R crash course: Getting started
At journocode, we’re starting out with an intro to the tool we rely on most right now: The statistical programming language R. “R: A Language for Data Analysis and Graphics” is mostly used in statistics, but is very useful for journalists working with data as well.
— Timo Grossenbacher (@grssnbchr) 22. Oktober 2015
R lets you load data in lots of different formats. It can show you interesting values like the mean of your data, visualize its spread and can also easily perform more complex statistical analyses. There are even great R packages to create beautiful interactive maps and graphs. SRF Data often uses R not only to analyze, but also to visualize data. SRF reporter and coder Timo Grossenbacher even tweeted some graphics on the swiss elections directly out of the R console.
As you can see, knowing R can be quite useful for data journalists. It is completely free. Although it does not come with a fancy built-in user interface, you can easily download interfaces like RStudio (which we use here at journocode) or the web application framework Shiny, which we will get to know later on. R is a powerful tool for crunching numbers and its possibilities grow with every package that is written by the big R-community.
So let’s learn how to code with R!
R: Getting started
Below, you can see what my R user interface looks like. If you download RStudio, it will look exactly like this, although the default background is white. You can costumize your background and lots of other things in the settings (Tools > Global Options).
If you download R without a user interface, you will “only” get the console without all the extra stuff there to make your work easier.
With RStudio, you have the possibility to open several scripts in the editor, where you can write edit and save your code. Then of course, there’s the R console. This is where the magic happens. The windows on the top right show your command history and the environment of the session. The “environment” is like the desk you work at. It stores all the variables you have defined and the data you imported. Your command history shows the lines of code you recently sent to the console. On the bottom right, you can look through your files, plots, installed packages et cetera.
Just install RStudio and play with the interface to get to know it a little bit.
Editor, console, plot window?
To open a new script, you only have to click the symbol on the top left. The script just a text document containing your code. Theoretically, you could write it in any text editor you want. It wouldn’t be as much fun, though. The RStudio editor automatically highlights your code and indents it so it looks nice and clean.
You could also code directly in the R console. But if you have a lot of code and a bunch of different projects at the same time, the editor is very useful to organize and save your code.

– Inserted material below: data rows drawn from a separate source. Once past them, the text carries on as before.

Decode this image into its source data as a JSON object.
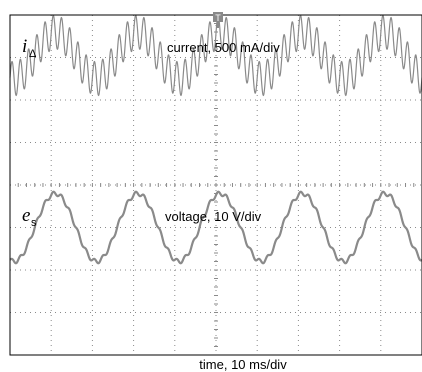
{
  "chart_data": {
    "type": "line",
    "xlabel": "time, 10 ms/div",
    "x_divisions": 10,
    "y_divisions": 8,
    "grid": true,
    "colors": {
      "trace": "#8a8a8a",
      "grid": "#8a8a8a",
      "frame": "#000000",
      "marker": "#8a8a8a"
    },
    "channels": [
      {
        "symbol": "i",
        "subscript": "Δ",
        "label": "current, 500 mA/div",
        "fundamental_period_div": 2.0,
        "fundamental_amplitude_div": 0.55,
        "fundamental_offset_div": 3.05,
        "ripple_period_div": 0.2,
        "ripple_amplitude_div": 0.4
      },
      {
        "symbol": "e",
        "subscript": "s",
        "label": "voltage, 10 V/div",
        "fundamental_period_div": 2.0,
        "fundamental_amplitude_div": 0.8,
        "fundamental_offset_div": -1.0,
        "ripple_period_div": 0.2,
        "ripple_amplitude_div": 0.05
      }
    ]
  }
}
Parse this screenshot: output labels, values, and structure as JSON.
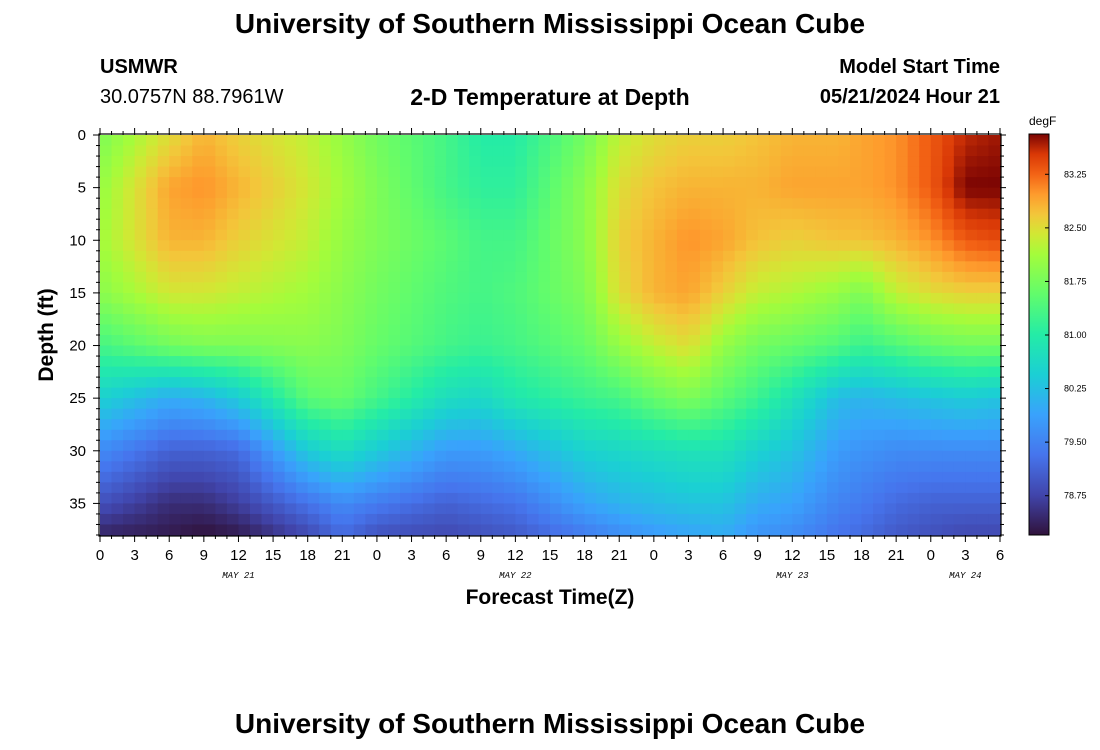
{
  "header": {
    "title": "University of Southern Mississippi Ocean Cube",
    "station_id": "USMWR",
    "coordinates": "30.0757N  88.7961W",
    "subtitle": "2-D Temperature at Depth",
    "model_start_label": "Model Start Time",
    "model_start_value": "05/21/2024 Hour 21"
  },
  "footer": {
    "title": "University of Southern Mississippi Ocean Cube"
  },
  "chart_data": {
    "type": "heatmap",
    "title": "2-D Temperature at Depth",
    "xlabel": "Forecast Time(Z)",
    "ylabel": "Depth (ft)",
    "x_range_hours": [
      0,
      78
    ],
    "y_range_ft": [
      0,
      38
    ],
    "x_tick_labels": [
      "0",
      "3",
      "6",
      "9",
      "12",
      "15",
      "18",
      "21",
      "0",
      "3",
      "6",
      "9",
      "12",
      "15",
      "18",
      "21",
      "0",
      "3",
      "6",
      "9",
      "12",
      "15",
      "18",
      "21",
      "0",
      "3",
      "6"
    ],
    "day_labels": [
      {
        "label": "MAY 21",
        "hour": 12
      },
      {
        "label": "MAY 22",
        "hour": 36
      },
      {
        "label": "MAY 23",
        "hour": 60
      },
      {
        "label": "MAY 24",
        "hour": 75
      }
    ],
    "y_ticks": [
      0,
      5,
      10,
      15,
      20,
      25,
      30,
      35
    ],
    "colorbar": {
      "unit": "degF",
      "range": [
        78.2,
        83.8
      ],
      "tick_values": [
        78.75,
        79.5,
        80.25,
        81.0,
        81.75,
        82.5,
        83.25
      ],
      "tick_labels": [
        "78.75",
        "79.50",
        "80.25",
        "81.00",
        "81.75",
        "82.50",
        "83.25"
      ]
    },
    "profile_hours": [
      0,
      6,
      9,
      12,
      18,
      21,
      24,
      30,
      33,
      36,
      42,
      45,
      48,
      51,
      54,
      57,
      60,
      64,
      66,
      69,
      72,
      75,
      78
    ],
    "profile_depths_ft": [
      0,
      5,
      10,
      15,
      20,
      25,
      30,
      35,
      38
    ],
    "profile_temps_degF": [
      [
        81.8,
        82.0,
        82.1,
        81.9,
        81.3,
        80.5,
        79.6,
        78.9,
        78.4
      ],
      [
        82.5,
        82.9,
        82.8,
        82.4,
        81.7,
        80.0,
        79.1,
        78.5,
        78.3
      ],
      [
        82.8,
        83.0,
        82.8,
        82.4,
        81.8,
        80.1,
        79.1,
        78.5,
        78.2
      ],
      [
        82.6,
        82.8,
        82.6,
        82.3,
        81.8,
        80.4,
        79.2,
        78.7,
        78.3
      ],
      [
        82.3,
        82.4,
        82.3,
        82.1,
        81.9,
        81.5,
        80.4,
        79.3,
        78.8
      ],
      [
        82.0,
        82.1,
        82.0,
        81.9,
        81.8,
        81.6,
        80.7,
        79.6,
        79.2
      ],
      [
        81.7,
        81.8,
        81.8,
        81.7,
        81.6,
        81.3,
        80.4,
        79.4,
        78.9
      ],
      [
        81.3,
        81.3,
        81.5,
        81.4,
        81.3,
        80.7,
        79.8,
        79.1,
        78.8
      ],
      [
        81.0,
        81.1,
        81.3,
        81.3,
        81.2,
        80.6,
        79.8,
        79.2,
        78.9
      ],
      [
        81.0,
        81.1,
        81.3,
        81.4,
        81.3,
        80.9,
        80.0,
        79.3,
        79.0
      ],
      [
        81.7,
        81.9,
        81.9,
        81.8,
        81.6,
        81.2,
        80.5,
        79.9,
        79.4
      ],
      [
        82.3,
        82.5,
        82.6,
        82.5,
        82.0,
        81.3,
        80.6,
        80.1,
        79.6
      ],
      [
        82.5,
        82.7,
        82.8,
        82.8,
        82.3,
        81.6,
        80.7,
        80.2,
        79.8
      ],
      [
        82.6,
        82.8,
        83.0,
        82.9,
        82.5,
        81.8,
        80.8,
        80.3,
        79.9
      ],
      [
        82.6,
        82.8,
        82.9,
        82.6,
        82.0,
        81.5,
        80.8,
        80.3,
        80.0
      ],
      [
        82.7,
        82.8,
        82.7,
        82.3,
        81.7,
        81.2,
        80.5,
        80.0,
        79.7
      ],
      [
        82.8,
        82.9,
        82.6,
        82.2,
        81.6,
        80.8,
        80.3,
        79.9,
        79.6
      ],
      [
        82.8,
        82.9,
        82.7,
        82.0,
        81.4,
        80.2,
        79.8,
        79.5,
        79.3
      ],
      [
        82.9,
        82.9,
        82.7,
        81.8,
        81.2,
        80.1,
        79.7,
        79.4,
        79.2
      ],
      [
        83.0,
        83.0,
        82.8,
        82.3,
        81.4,
        80.2,
        79.6,
        79.2,
        79.0
      ],
      [
        83.3,
        83.3,
        83.0,
        82.5,
        81.6,
        80.3,
        79.6,
        79.1,
        78.9
      ],
      [
        83.6,
        83.8,
        83.3,
        82.6,
        81.7,
        80.4,
        79.6,
        79.1,
        78.8
      ],
      [
        83.7,
        83.8,
        83.4,
        82.6,
        81.7,
        80.3,
        79.6,
        79.1,
        78.8
      ]
    ]
  }
}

If you press the button, every line of code in the script is sent to the console at once. If you press the button, RStudio only executes the line of code where your cursor is located. If you don’t want to click, Ctrl+ENTER (or Cmd+ENTER, if you’re on a Mac) does the same thing.
(Personally, I don’t like to use the Source button. I start with the first line of code and then click the Run button multiple times to send all my code to the console. This leads to the same result as clicking the Source button. It takes longer and is kind of foolish, but for me, it’s just a lot more fun.)
For the beginning, I recommend using the Run button. It makes it easier to understand everything the code does step by step, which is very important when learning to code. Below, you can see how the interaction of the script, the Run button, the console and the plot window works.
If you look at the environment, you see how the variables x and y are added after pressing Run. x and y, in this case, is how I named the two vectors that tell R how to plot “The house of St. Nicholas” (it’s a german thing where you try to draw a house in one continuous line… don’t worry about it).